Anti-Catholicism and the Times
"Anti-Catholicism," said writer Peter Viereck, "is the anti-Semitism of the intellectual." It is "the deepest-held bias in the history of the American people," said Arthur Schlesinger Sr.
If there was any doubt that hatred of and hostility toward the Catholic Church persists, it was removed by the mob that has arisen howling "Resign!" at Pope Benedict XVI.
To American Catholics, the story of pedophile priests engaged in criminal abuse of children, of pervert priests seducing boys, is unfortunately all too familiar. That some bishops covered up for pedophiles and seducers and enabled corrupt clergy to continue to prey on boys was equally disgraceful.
But to American Catholics, this is an old story. The priests have been defrocked, some sent to prison, like John Geoghan, who was strangled in his cell. Bishops have been removed. "Zero tolerance" has been policy for a decade.
Pope Benedict came to America to apologize for what these men did. And no one has been more aggressive in rooting out what he calls the "filth" in the church. And as the recent scandals have hit Ireland and Germany, why the attack on the pope here in America?
Answer: The New York Times is conducting a vendetta against this traditionalist pope in news stories, editorials and columns.
"Vatican Declined to Defrock U.S. Priest Who Abused Boys," blared the headline over a Laurie Goodstein story that began thus:
"Top Vatican officials—including the future Pope Benedict XVI—did not defrock a priest who molested as many as 200 deaf boys . . .
"In 1996, Cardinal Ratzinger failed to respond to two letters about the case from Rembert G. Weakland, Milwaukee's archbishop at that time."
That diabolical priest, Lawrence C. Murphy, was assigned to St. John's School for the Deaf in 1950, before Joseph Ratzinger was even ordained.
Reports of his abuse of the deaf children surfaced in the 1950s. But, under three archbishops, nothing was done. Police and prosecutors were alerted by parents of the boys. Nothing was done.
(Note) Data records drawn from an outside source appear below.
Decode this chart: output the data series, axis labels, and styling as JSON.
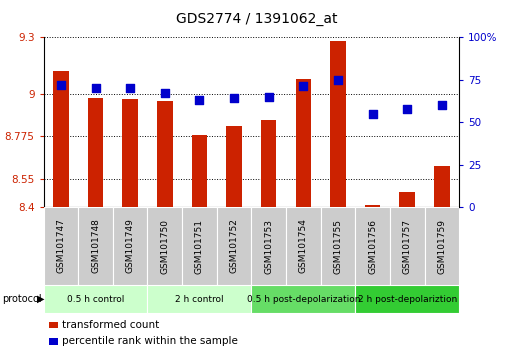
{
  "title": "GDS2774 / 1391062_at",
  "categories": [
    "GSM101747",
    "GSM101748",
    "GSM101749",
    "GSM101750",
    "GSM101751",
    "GSM101752",
    "GSM101753",
    "GSM101754",
    "GSM101755",
    "GSM101756",
    "GSM101757",
    "GSM101759"
  ],
  "red_values": [
    9.12,
    8.98,
    8.97,
    8.96,
    8.78,
    8.83,
    8.86,
    9.08,
    9.28,
    8.41,
    8.48,
    8.62
  ],
  "blue_values": [
    72,
    70,
    70,
    67,
    63,
    64,
    65,
    71,
    75,
    55,
    58,
    60
  ],
  "ymin": 8.4,
  "ymax": 9.3,
  "y_ticks": [
    8.4,
    8.55,
    8.775,
    9.0,
    9.3
  ],
  "y_tick_labels": [
    "8.4",
    "8.55",
    "8.775",
    "9",
    "9.3"
  ],
  "y2min": 0,
  "y2max": 100,
  "y2_ticks": [
    0,
    25,
    50,
    75,
    100
  ],
  "y2_tick_labels": [
    "0",
    "25",
    "50",
    "75",
    "100%"
  ],
  "bar_color": "#cc2200",
  "dot_color": "#0000cc",
  "bg_color": "#ffffff",
  "protocol_groups": [
    {
      "label": "0.5 h control",
      "start": 0,
      "end": 3,
      "color": "#ccffcc"
    },
    {
      "label": "2 h control",
      "start": 3,
      "end": 6,
      "color": "#ccffcc"
    },
    {
      "label": "0.5 h post-depolarization",
      "start": 6,
      "end": 9,
      "color": "#66dd66"
    },
    {
      "label": "2 h post-depolariztion",
      "start": 9,
      "end": 12,
      "color": "#33cc33"
    }
  ],
  "legend_red_label": "transformed count",
  "legend_blue_label": "percentile rank within the sample",
  "bar_width": 0.45,
  "dot_size": 28,
  "title_fontsize": 10,
  "axis_fontsize": 7.5,
  "label_fontsize": 6.5,
  "proto_fontsize": 6.5
}
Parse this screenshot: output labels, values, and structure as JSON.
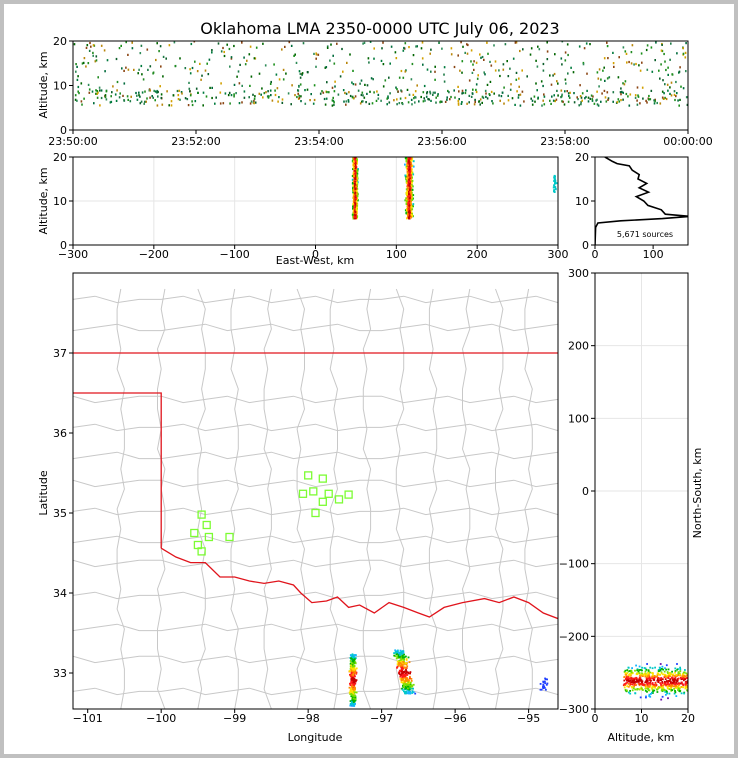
{
  "chart_data": [
    {
      "id": "time_height",
      "type": "scatter",
      "title": "Oklahoma LMA 2350-0000 UTC July 06, 2023",
      "xlabel": "",
      "ylabel": "Altitude, km",
      "x_ticks": [
        "23:50:00",
        "23:52:00",
        "23:54:00",
        "23:56:00",
        "23:58:00",
        "00:00:00"
      ],
      "xlim_minutes": [
        0,
        10
      ],
      "ylim": [
        0,
        20
      ],
      "y_ticks": [
        0,
        10,
        20
      ]
    },
    {
      "id": "ew_altitude",
      "type": "scatter",
      "xlabel": "East-West, km",
      "ylabel": "Altitude, km",
      "xlim": [
        -300,
        300
      ],
      "x_ticks": [
        -300,
        -200,
        -100,
        0,
        100,
        200,
        300
      ],
      "ylim": [
        0,
        20
      ],
      "y_ticks": [
        0,
        10,
        20
      ],
      "clusters": [
        {
          "x": 48,
          "ymin": 6,
          "ymax": 20
        },
        {
          "x": 115,
          "ymin": 6,
          "ymax": 20
        },
        {
          "x": 295,
          "ymin": 12,
          "ymax": 16
        }
      ]
    },
    {
      "id": "altitude_histogram",
      "type": "line",
      "annotation": "5,671 sources",
      "xlim": [
        0,
        160
      ],
      "x_ticks": [
        0,
        100
      ],
      "ylim": [
        0,
        20
      ],
      "y_ticks": [
        0,
        10,
        20
      ],
      "profile": [
        [
          20,
          17
        ],
        [
          19,
          30
        ],
        [
          18.5,
          42
        ],
        [
          18,
          55
        ],
        [
          17,
          68
        ],
        [
          16,
          72
        ],
        [
          15,
          78
        ],
        [
          14,
          85
        ],
        [
          13,
          80
        ],
        [
          12,
          88
        ],
        [
          11,
          75
        ],
        [
          10,
          80
        ],
        [
          9,
          95
        ],
        [
          8,
          110
        ],
        [
          7,
          125
        ],
        [
          6.5,
          160
        ],
        [
          6,
          120
        ],
        [
          5.5,
          40
        ],
        [
          5,
          5
        ],
        [
          4,
          1
        ],
        [
          0,
          0
        ]
      ]
    },
    {
      "id": "plan_view",
      "type": "scatter",
      "xlabel": "Longitude",
      "ylabel": "Latitude",
      "xlim": [
        -101.2,
        -94.6
      ],
      "x_ticks": [
        -101,
        -100,
        -99,
        -98,
        -97,
        -96,
        -95
      ],
      "ylim": [
        32.55,
        38.0
      ],
      "y_ticks": [
        33,
        34,
        35,
        36,
        37
      ],
      "stations": [
        [
          -99.45,
          34.98
        ],
        [
          -99.38,
          34.85
        ],
        [
          -99.55,
          34.75
        ],
        [
          -99.35,
          34.7
        ],
        [
          -99.5,
          34.6
        ],
        [
          -99.45,
          34.52
        ],
        [
          -99.07,
          34.7
        ],
        [
          -98.0,
          35.47
        ],
        [
          -97.8,
          35.43
        ],
        [
          -98.07,
          35.24
        ],
        [
          -97.93,
          35.27
        ],
        [
          -97.72,
          35.24
        ],
        [
          -97.58,
          35.17
        ],
        [
          -97.45,
          35.23
        ],
        [
          -97.8,
          35.14
        ],
        [
          -97.9,
          35.0
        ]
      ],
      "clusters": [
        {
          "lon": -97.4,
          "lat_min": 32.6,
          "lat_max": 33.25
        },
        {
          "lon": -96.7,
          "lat_min": 32.75,
          "lat_max": 33.3
        },
        {
          "lon": -94.8,
          "lat_min": 32.8,
          "lat_max": 32.95
        }
      ]
    },
    {
      "id": "ns_altitude",
      "type": "scatter",
      "xlabel": "Altitude, km",
      "ylabel": "North-South, km",
      "xlim": [
        0,
        20
      ],
      "x_ticks": [
        0,
        10,
        20
      ],
      "ylim": [
        -300,
        300
      ],
      "y_ticks": [
        -300,
        -200,
        -100,
        0,
        100,
        200,
        300
      ],
      "clusters": [
        {
          "ns_center": -260,
          "ns_halfwidth": 28,
          "alt_min": 6,
          "alt_max": 20
        }
      ]
    }
  ],
  "colors": {
    "state_border": "#e0141c",
    "county_lines": "#c8c8c8",
    "stations": "#7cfc33",
    "histogram": "#000000"
  }
}
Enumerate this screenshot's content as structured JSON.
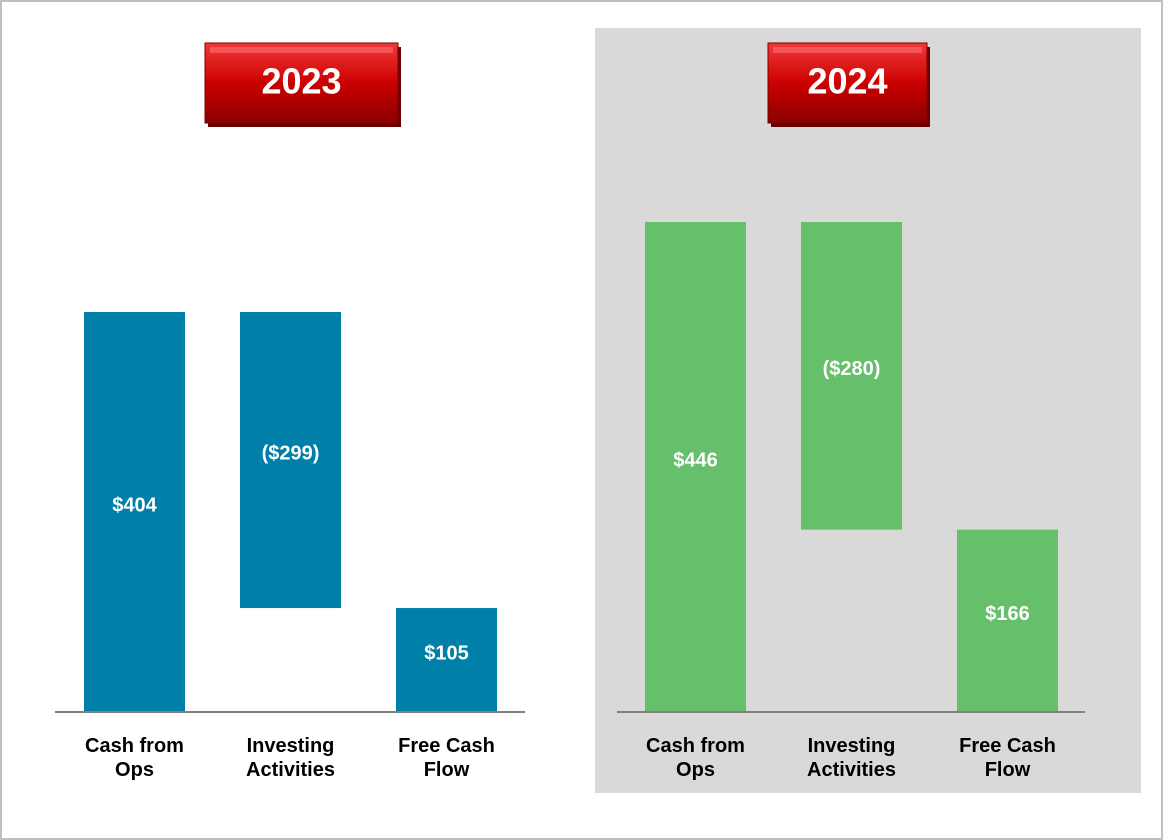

Weakland, who became archbishop in 1977, did not write to Rome until 1996.
And as John Allen of National Catholic Reporter noted last week, Cardinal Ratzinger "did not have any direct responsibility for managing the overall Vatican response to the crisis until 2001. . . . Prior to 2001, Ratzinger had nothing personally to do with the vast majority of sex abuse cases, even the small percentage which wound up in Rome."
By the time Cardinal Ratzinger was commissioned by John Paul II to clean out the stable, Murphy had been dead for three years.
Yet here is Times columnist Maureen Dowd's summation of the case:
"Now we learn the sickening news that Cardinal Joseph Ratzinger, nicknamed 'God's Rotweiler,' when he was the church's enforcer on matters of faith and sin, ignored repeated warnings and looked away in the case of the Rev. Lawrence C. Murphy, a Wisconsin priest who molested as many as 200 deaf boys."
In Goodstein's piece, Weakland is a prelate who acted too slowly. The controversy over his clouded departure from the Milwaukee archdiocese is mentioned and passed over at the bottom of the story. It belonged higher.
For Weakland was a homosexual who confessed in a 1980 letter he was in "deep love" with a male paramour who shook down the archbishop for $450,000 in church funds as hush money to keep his lover's mouth shut about their squalid affair.
According to Rod Dreher, Weakland moved Father William Effinger, who would die in prison, from parish to parish, knowing Effinger was a serial pederast.
When one of Effinger's victims sued the archdiocese but lost because of a statute of limitations, Weakland counter-sued and extracted $4,000 from the victim of his predator priest.
Dreher describes Weakland's tenure thus:
"He directed Catholic schools . . . to teach kids how to use condoms as part of AIDS education and approved a graphic sex-education program for parochial-school kids that taught 'there is no right and wrong' on the issues of abortion, contraception and premarital sex. He has advocated for gay rights and women's ordination, bitterly attacked Pope John Paul II, denounced pro-lifers as 'fundamentalist' and declared that one could be both pro-choice and a Catholic in good standing."
Speaking of sex-abuse victims in 1988, Weakland was quoted: "Not all adolescent victims are so innocent. Some can be sexually very active and aggressive and often streetwise."
Just the kind of priest the Times loves, and just the kind of source on whom the Times relies when savaging the pope and bashing the church.
As the Catholic League's Bill Donahue relates, 80 percent of the victims of priestly abuse have been males and "most of the molesters gays."
And as the Times' Richard Berke blurted to the Gay and Lesbian Journalists Association 10 years ago, often, "three-quarters of the people deciding what's on the front page are not-so-closeted homosexuals."
Is there perhaps a conflict of interest at The New York Times, when covering a traditionalist Catholic pope?